Circling back on the Verma talk from the day prior, Rucker said that ONC and CMS are in “tight synergy” and are aligned with the same goals around interoperability, reducing clinician burden, and promoting a patient-centered healthcare system. Said Rucker, “We bring this package into the CMS process and we work with them extensively; we easily have a dozen meetings a week. The goal is to get information flowing to put patients in control.”

Speaking more broadly about healthcare market economics, Rucker said that while everyone talks about the rise of healthcare costs, it’s important not to forget that the “entire rise in healthcare costs was started when Medicare began in 1965.” He added, “We can go back to having patients shop for their care. That’s the goal— to empower patients in a market economy, [have them] shop for care, and have competition.”

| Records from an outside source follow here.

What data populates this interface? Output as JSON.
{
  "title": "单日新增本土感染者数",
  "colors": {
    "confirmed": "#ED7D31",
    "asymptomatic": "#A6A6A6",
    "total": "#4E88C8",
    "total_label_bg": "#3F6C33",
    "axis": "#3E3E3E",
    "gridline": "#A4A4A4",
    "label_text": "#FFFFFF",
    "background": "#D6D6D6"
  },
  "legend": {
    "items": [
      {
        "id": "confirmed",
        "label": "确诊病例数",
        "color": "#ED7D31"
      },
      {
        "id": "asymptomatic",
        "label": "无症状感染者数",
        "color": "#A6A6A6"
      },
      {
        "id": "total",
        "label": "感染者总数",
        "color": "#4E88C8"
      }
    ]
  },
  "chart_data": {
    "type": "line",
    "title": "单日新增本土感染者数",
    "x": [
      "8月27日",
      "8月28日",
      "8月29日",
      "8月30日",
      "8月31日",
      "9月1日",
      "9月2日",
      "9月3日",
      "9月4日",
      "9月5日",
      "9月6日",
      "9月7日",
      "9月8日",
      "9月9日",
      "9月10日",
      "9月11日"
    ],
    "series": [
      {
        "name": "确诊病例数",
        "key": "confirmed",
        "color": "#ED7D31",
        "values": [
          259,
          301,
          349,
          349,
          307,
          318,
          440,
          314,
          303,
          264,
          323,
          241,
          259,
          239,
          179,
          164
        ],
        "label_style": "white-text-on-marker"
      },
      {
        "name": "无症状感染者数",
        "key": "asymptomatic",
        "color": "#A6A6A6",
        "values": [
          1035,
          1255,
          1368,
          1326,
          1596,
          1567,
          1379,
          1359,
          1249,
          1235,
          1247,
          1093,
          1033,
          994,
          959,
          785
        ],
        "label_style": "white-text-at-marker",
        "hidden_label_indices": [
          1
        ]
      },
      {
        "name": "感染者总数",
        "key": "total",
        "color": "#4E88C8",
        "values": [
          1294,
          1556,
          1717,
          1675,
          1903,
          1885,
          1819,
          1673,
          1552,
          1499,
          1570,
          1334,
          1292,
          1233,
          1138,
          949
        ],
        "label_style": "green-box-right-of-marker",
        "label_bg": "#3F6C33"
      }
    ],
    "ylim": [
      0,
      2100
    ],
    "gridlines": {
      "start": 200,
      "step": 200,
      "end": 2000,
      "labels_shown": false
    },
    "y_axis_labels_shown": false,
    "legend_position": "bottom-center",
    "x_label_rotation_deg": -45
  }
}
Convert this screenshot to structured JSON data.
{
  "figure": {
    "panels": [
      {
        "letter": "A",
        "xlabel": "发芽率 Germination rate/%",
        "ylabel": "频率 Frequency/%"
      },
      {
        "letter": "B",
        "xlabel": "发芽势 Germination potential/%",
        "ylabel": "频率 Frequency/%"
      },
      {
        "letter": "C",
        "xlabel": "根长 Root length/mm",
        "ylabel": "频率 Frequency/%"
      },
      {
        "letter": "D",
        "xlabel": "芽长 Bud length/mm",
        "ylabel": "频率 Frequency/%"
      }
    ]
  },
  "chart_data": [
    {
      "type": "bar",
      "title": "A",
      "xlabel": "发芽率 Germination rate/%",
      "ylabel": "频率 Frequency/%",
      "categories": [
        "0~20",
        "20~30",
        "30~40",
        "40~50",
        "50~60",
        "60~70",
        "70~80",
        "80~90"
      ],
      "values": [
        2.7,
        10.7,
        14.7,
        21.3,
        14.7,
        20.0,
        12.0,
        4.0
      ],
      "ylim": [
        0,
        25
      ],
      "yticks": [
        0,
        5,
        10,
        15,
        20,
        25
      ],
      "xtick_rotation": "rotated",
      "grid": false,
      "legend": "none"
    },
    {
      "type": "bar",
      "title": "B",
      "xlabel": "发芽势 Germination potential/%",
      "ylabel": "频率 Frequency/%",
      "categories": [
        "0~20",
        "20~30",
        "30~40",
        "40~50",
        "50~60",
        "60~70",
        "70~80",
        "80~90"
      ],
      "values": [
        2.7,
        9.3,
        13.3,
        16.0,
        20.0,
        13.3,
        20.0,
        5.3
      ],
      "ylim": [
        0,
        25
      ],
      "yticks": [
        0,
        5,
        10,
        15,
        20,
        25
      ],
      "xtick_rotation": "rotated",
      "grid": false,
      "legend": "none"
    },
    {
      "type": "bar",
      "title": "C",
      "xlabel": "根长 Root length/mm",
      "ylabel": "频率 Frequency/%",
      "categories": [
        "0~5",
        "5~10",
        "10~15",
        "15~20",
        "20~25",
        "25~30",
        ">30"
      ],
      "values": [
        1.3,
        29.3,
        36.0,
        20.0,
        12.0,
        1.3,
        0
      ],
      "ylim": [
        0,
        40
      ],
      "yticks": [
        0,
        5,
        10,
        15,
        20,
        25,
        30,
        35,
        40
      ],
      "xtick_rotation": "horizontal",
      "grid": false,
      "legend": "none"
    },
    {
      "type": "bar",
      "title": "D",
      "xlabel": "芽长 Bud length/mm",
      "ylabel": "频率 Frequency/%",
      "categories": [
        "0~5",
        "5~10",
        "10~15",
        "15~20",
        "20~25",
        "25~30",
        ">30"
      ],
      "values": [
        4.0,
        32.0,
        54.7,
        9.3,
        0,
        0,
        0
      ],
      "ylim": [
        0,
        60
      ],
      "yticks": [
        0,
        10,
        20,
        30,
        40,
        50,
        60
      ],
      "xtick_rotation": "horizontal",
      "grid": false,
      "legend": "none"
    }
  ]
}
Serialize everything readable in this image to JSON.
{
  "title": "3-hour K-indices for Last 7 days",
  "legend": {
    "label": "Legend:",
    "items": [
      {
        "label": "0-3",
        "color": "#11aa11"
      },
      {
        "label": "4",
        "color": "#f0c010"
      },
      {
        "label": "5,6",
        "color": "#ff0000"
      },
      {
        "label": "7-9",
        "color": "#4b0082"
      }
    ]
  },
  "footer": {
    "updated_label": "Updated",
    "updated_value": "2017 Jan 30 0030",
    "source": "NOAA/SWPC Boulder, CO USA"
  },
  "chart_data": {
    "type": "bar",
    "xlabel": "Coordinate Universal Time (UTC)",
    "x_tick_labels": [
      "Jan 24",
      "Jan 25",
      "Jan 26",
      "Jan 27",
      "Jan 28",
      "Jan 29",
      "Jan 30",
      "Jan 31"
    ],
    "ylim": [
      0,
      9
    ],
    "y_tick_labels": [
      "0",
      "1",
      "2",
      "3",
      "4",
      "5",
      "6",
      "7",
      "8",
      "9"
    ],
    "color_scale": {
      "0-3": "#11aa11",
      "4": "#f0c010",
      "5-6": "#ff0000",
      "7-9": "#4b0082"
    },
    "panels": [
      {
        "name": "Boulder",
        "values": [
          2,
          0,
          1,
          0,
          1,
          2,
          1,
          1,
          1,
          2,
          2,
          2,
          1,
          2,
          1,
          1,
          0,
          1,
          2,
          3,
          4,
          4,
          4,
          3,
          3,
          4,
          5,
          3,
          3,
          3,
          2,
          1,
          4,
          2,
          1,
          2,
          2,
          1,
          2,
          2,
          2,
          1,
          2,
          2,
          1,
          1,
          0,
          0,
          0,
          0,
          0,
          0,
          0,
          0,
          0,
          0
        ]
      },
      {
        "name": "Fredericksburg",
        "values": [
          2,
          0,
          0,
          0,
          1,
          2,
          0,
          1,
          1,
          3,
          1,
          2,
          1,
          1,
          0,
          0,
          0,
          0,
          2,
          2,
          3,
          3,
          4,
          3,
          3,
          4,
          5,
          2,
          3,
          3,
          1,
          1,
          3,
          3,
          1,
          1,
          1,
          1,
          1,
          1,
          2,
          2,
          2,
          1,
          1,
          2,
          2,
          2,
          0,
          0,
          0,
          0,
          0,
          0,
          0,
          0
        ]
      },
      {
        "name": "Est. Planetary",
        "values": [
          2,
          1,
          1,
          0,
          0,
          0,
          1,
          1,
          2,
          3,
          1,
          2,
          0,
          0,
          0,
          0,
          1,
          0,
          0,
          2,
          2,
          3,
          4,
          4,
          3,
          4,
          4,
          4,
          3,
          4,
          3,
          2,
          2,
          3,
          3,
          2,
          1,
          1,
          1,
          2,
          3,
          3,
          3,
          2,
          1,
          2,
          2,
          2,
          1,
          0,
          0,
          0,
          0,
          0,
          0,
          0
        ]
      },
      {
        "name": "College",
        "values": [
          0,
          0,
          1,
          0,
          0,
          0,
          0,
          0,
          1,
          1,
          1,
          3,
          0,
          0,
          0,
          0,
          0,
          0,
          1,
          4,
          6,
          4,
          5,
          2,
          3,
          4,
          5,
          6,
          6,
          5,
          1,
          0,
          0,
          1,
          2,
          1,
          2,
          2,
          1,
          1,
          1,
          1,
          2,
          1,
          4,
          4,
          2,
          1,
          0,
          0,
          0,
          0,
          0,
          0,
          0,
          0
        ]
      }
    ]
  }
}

Fleming, who noted that he was in Congress during the Obamacare debate, said that one-half of America sees the solution to healthcare’s issues as more government control and more regulations, while the other half sees the solution as having a consumer-oriented system, much like buying cars or groceries. “I think the solution is somewhere in between the two, and we need to solve that,” he contended. “Since 1965, the person receiving the care has not been the one who was shopping for it…We have to re-engage the consumer and we need to make pricing and value transparent. These are fundamental things to bring costs down,” he said.

Of course, a crucial key to making patient data more accessible is, as required by the 21st Century Cures Act, “the use of APIs without special effort,” which would allow one software program to exchange data with another and which also could allow apps to readily connect to EHRs.

“The data has to talk and has to get from point A to point B,” said Rucker. “It needs an interface and a network. [This is] the broader concept of open APIs without special effort. What’s being talked about here are the doorways, if you will, and the network is the hallway. These doorways [should] be available to everyone,” he said, adding, “Open APIs without special effort [represents] the ultimate tool for the democratization of our era. Open APIs without special effort can be worthless.”